Performance Indicators
The indicators used to measure and monitor website performance are all to some extent interrelated. The figures which are of most importance to website owner are enquiries, sales and turnover. These secondary performance measures are all dependent to a greater or lesser degree on two primary performance measures: website usage (expressed in terms of visitors, unique visitors, page views or time spent per visit) and conversion rates (the percentage of website visitors who act in the manner desired by the website owner, be it making an enquiry or placing an order). Other factors such as website usability, customer service and trust confound the relationship by affecting both conversion rates and the probability of generating repeat business.

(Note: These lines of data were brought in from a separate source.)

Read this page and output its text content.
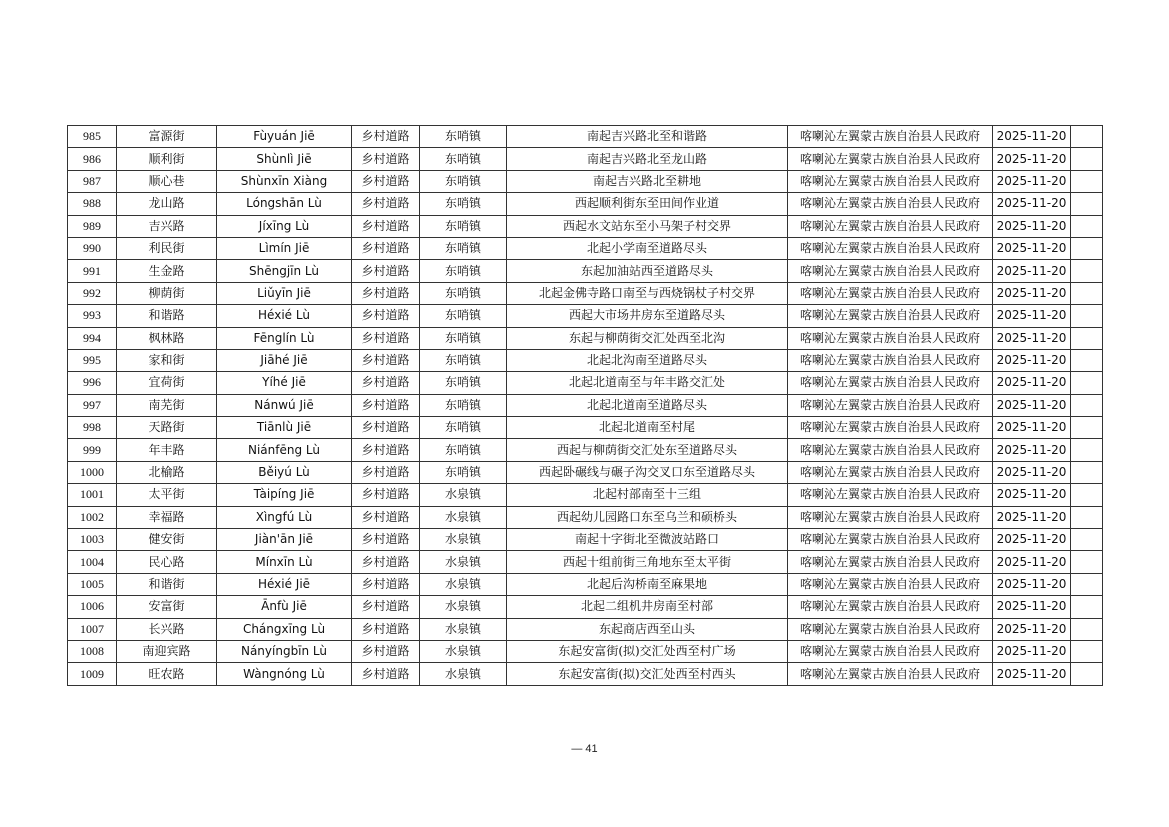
985	富源街	Fùyuán Jiē	乡村道路	东哨镇	南起吉兴路北至和谐路	喀喇沁左翼蒙古族自治县人民政府	2025-11-20	
986	顺利街	Shùnlì Jiē	乡村道路	东哨镇	南起吉兴路北至龙山路	喀喇沁左翼蒙古族自治县人民政府	2025-11-20	
987	顺心巷	Shùnxīn Xiàng	乡村道路	东哨镇	南起吉兴路北至耕地	喀喇沁左翼蒙古族自治县人民政府	2025-11-20	
988	龙山路	Lóngshān Lù	乡村道路	东哨镇	西起顺利街东至田间作业道	喀喇沁左翼蒙古族自治县人民政府	2025-11-20	
989	吉兴路	Jíxīng Lù	乡村道路	东哨镇	西起水文站东至小马架子村交界	喀喇沁左翼蒙古族自治县人民政府	2025-11-20	
990	利民街	Lìmín Jiē	乡村道路	东哨镇	北起小学南至道路尽头	喀喇沁左翼蒙古族自治县人民政府	2025-11-20	
991	生金路	Shēngjīn Lù	乡村道路	东哨镇	东起加油站西至道路尽头	喀喇沁左翼蒙古族自治县人民政府	2025-11-20	
992	柳荫街	Liǔyīn Jiē	乡村道路	东哨镇	北起金佛寺路口南至与西烧锅杖子村交界	喀喇沁左翼蒙古族自治县人民政府	2025-11-20	
993	和谐路	Héxié Lù	乡村道路	东哨镇	西起大市场井房东至道路尽头	喀喇沁左翼蒙古族自治县人民政府	2025-11-20	
994	枫林路	Fēnglín Lù	乡村道路	东哨镇	东起与柳荫街交汇处西至北沟	喀喇沁左翼蒙古族自治县人民政府	2025-11-20	
995	家和街	Jiāhé Jiē	乡村道路	东哨镇	北起北沟南至道路尽头	喀喇沁左翼蒙古族自治县人民政府	2025-11-20	
996	宜荷街	Yíhé Jiē	乡村道路	东哨镇	北起北道南至与年丰路交汇处	喀喇沁左翼蒙古族自治县人民政府	2025-11-20	
997	南芜街	Nánwú Jiē	乡村道路	东哨镇	北起北道南至道路尽头	喀喇沁左翼蒙古族自治县人民政府	2025-11-20	
998	天路街	Tiānlù Jiē	乡村道路	东哨镇	北起北道南至村尾	喀喇沁左翼蒙古族自治县人民政府	2025-11-20	
999	年丰路	Niánfēng Lù	乡村道路	东哨镇	西起与柳荫街交汇处东至道路尽头	喀喇沁左翼蒙古族自治县人民政府	2025-11-20	
1000	北榆路	Běiyú Lù	乡村道路	东哨镇	西起卧碾线与碾子沟交叉口东至道路尽头	喀喇沁左翼蒙古族自治县人民政府	2025-11-20	
1001	太平街	Tàipíng Jiē	乡村道路	水泉镇	北起村部南至十三组	喀喇沁左翼蒙古族自治县人民政府	2025-11-20	
1002	幸福路	Xìngfú Lù	乡村道路	水泉镇	西起幼儿园路口东至乌兰和硕桥头	喀喇沁左翼蒙古族自治县人民政府	2025-11-20	
1003	健安街	Jiàn'ān Jiē	乡村道路	水泉镇	南起十字街北至微波站路口	喀喇沁左翼蒙古族自治县人民政府	2025-11-20	
1004	民心路	Mínxīn Lù	乡村道路	水泉镇	西起十组前街三角地东至太平街	喀喇沁左翼蒙古族自治县人民政府	2025-11-20	
1005	和谐街	Héxié Jiē	乡村道路	水泉镇	北起后沟桥南至麻果地	喀喇沁左翼蒙古族自治县人民政府	2025-11-20	
1006	安富街	Ānfù Jiē	乡村道路	水泉镇	北起二组机井房南至村部	喀喇沁左翼蒙古族自治县人民政府	2025-11-20	
1007	长兴路	Chángxīng Lù	乡村道路	水泉镇	东起商店西至山头	喀喇沁左翼蒙古族自治县人民政府	2025-11-20	
1008	南迎宾路	Nányíngbīn Lù	乡村道路	水泉镇	东起安富街(拟)交汇处西至村广场	喀喇沁左翼蒙古族自治县人民政府	2025-11-20	
1009	旺农路	Wàngnóng Lù	乡村道路	水泉镇	东起安富街(拟)交汇处西至村西头	喀喇沁左翼蒙古族自治县人民政府	2025-11-20	
— 41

Website Performance Indicators
Every website obtains statistical information from its visitors, collected in the server log files. In order to make an assessment of a website's performance, one needs to be able to view and manipulate these statistics, which is best achieved by purchasing a commercial 'stats package'. Visitors, unique visitors, page views, average page views per visit and average time spent per visit all provide useful information for assessing and monitoring a website's performance. Referral reports allow analysis of how visitors find the site, whilst site paths track visitor behaviour when using the site. Bandwidth usage and hits - the number of server requests - are a better measure of how cleanly the site was constructed than of its performance and are thus of little relevance to Search Engine Optimization.
Search Engine Rankings
Search engine rankings are not strictly a website performance indicator, but rather an indicator of the effectiveness of the website's Search Engine Optimization. Search engine rankings impact directly on website visitor numbers, as there is a very high correlation between website rankings and search engine referrals. Search engine rankings also impact on conversion rates, since quality of website traffic is dependent largely on the source of the referrals. A search engine directs high quality, often termed qualified traffic, to a website, which will produce higher conversion rates than non-specific web traffic.

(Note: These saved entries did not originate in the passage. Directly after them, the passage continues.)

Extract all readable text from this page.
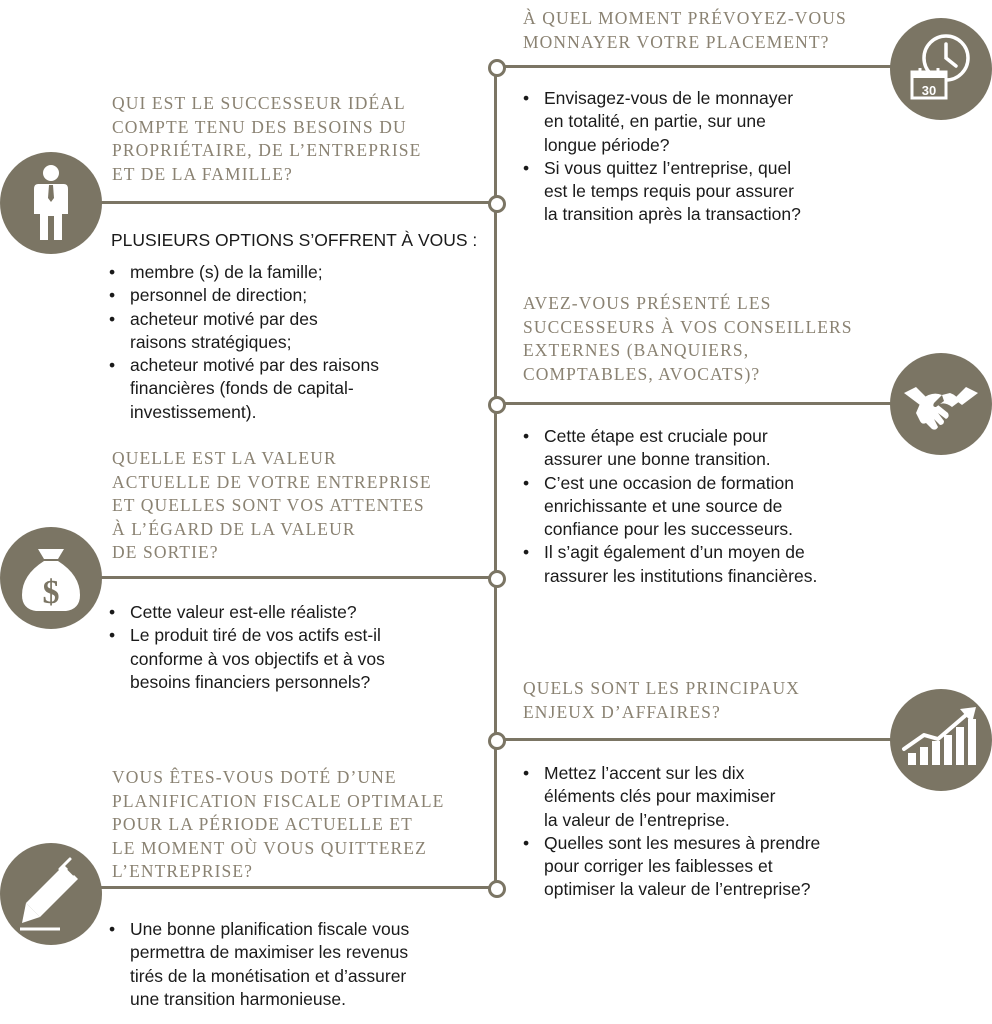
30
À QUEL MOMENT PRÉVOYEZ-VOUS
MONNAYER VOTRE PLACEMENT?
• Envisagez-vous de le monnayer
en totalité, en partie, sur une
longue période?
• Si vous quittez l’entreprise, quel
est le temps requis pour assurer
la transition après la transaction?
QUI EST LE SUCCESSEUR IDÉAL
COMPTE TENU DES BESOINS DU
PROPRIÉTAIRE, DE L’ENTREPRISE
ET DE LA FAMILLE?
PLUSIEURS OPTIONS S’OFFRENT À VOUS :
• membre (s) de la famille;
• personnel de direction;
• acheteur motivé par des
raisons stratégiques;
• acheteur motivé par des raisons
financières (fonds de capital-
investissement).
AVEZ-VOUS PRÉSENTÉ LES
SUCCESSEURS À VOS CONSEILLERS
EXTERNES (BANQUIERS,
COMPTABLES, AVOCATS)?
• Cette étape est cruciale pour
assurer une bonne transition.
• C’est une occasion de formation
enrichissante et une source de
confiance pour les successeurs.
• Il s’agit également d’un moyen de
rassurer les institutions financières.
$
QUELLE EST LA VALEUR
ACTUELLE DE VOTRE ENTREPRISE
ET QUELLES SONT VOS ATTENTES
À L’ÉGARD DE LA VALEUR
DE SORTIE?
• Cette valeur est-elle réaliste?
• Le produit tiré de vos actifs est-il
conforme à vos objectifs et à vos
besoins financiers personnels?	QUELS SONT LES PRINCIPAUX
ENJEUX D’AFFAIRES?
• Mettez l’accent sur les dix
éléments clés pour maximiser
la valeur de l’entreprise.
• Quelles sont les mesures à prendre
pour corriger les faiblesses et
optimiser la valeur de l’entreprise?
VOUS ÊTES-VOUS DOTÉ D’UNE
PLANIFICATION FISCALE OPTIMALE
POUR LA PÉRIODE ACTUELLE ET
LE MOMENT OÙ VOUS QUITTEREZ
L’ENTREPRISE?
• Une bonne planification fiscale vous
permettra de maximiser les revenus
tirés de la monétisation et d’assurer
une transition harmonieuse.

Economic Performance Indicators
The economic performance indicators for a website - number of sales, average order value, turnover, ROI - correlate with website traffic and conversion rates, but are confounded by numerous other factors including website usability, product pricing, stock availability, trust in the website etc. Ignoring the confounding factors, to increase a website's economic performance requires an increase in at least one factor from volume of traffic, quality of the traffic or conversion rate. If other factors remain constant, doubling website traffic will have exactly the same impact on the economic performance of a website as doubling the conversion rate.
SEO and Website Performance
Search Engine Optimization is concerned solely with achieving improved search engine rankings for targeted search terms. Achieving high search engine rankings for relevant, high traffic search terms will directly impact on the volume of traffic that a website receives via search engine referrals. High search engine rankings may also, depending on the primary source of referrals previously, result in the website receiving higher quality traffic, which will in turn result in higher conversion rates. It would be wrong to think of Search Engine Optimization as a panacea for all poorly performing websites - SEO will not, for instance, solve the problem of a poorly constructed, shoddy looking website which puts off potential customers from making purchases. Search Engine Optimization is nonetheless a potent tool for improving website performance and profitability, whether used on its own or in combination with other Internet Marketing techniques.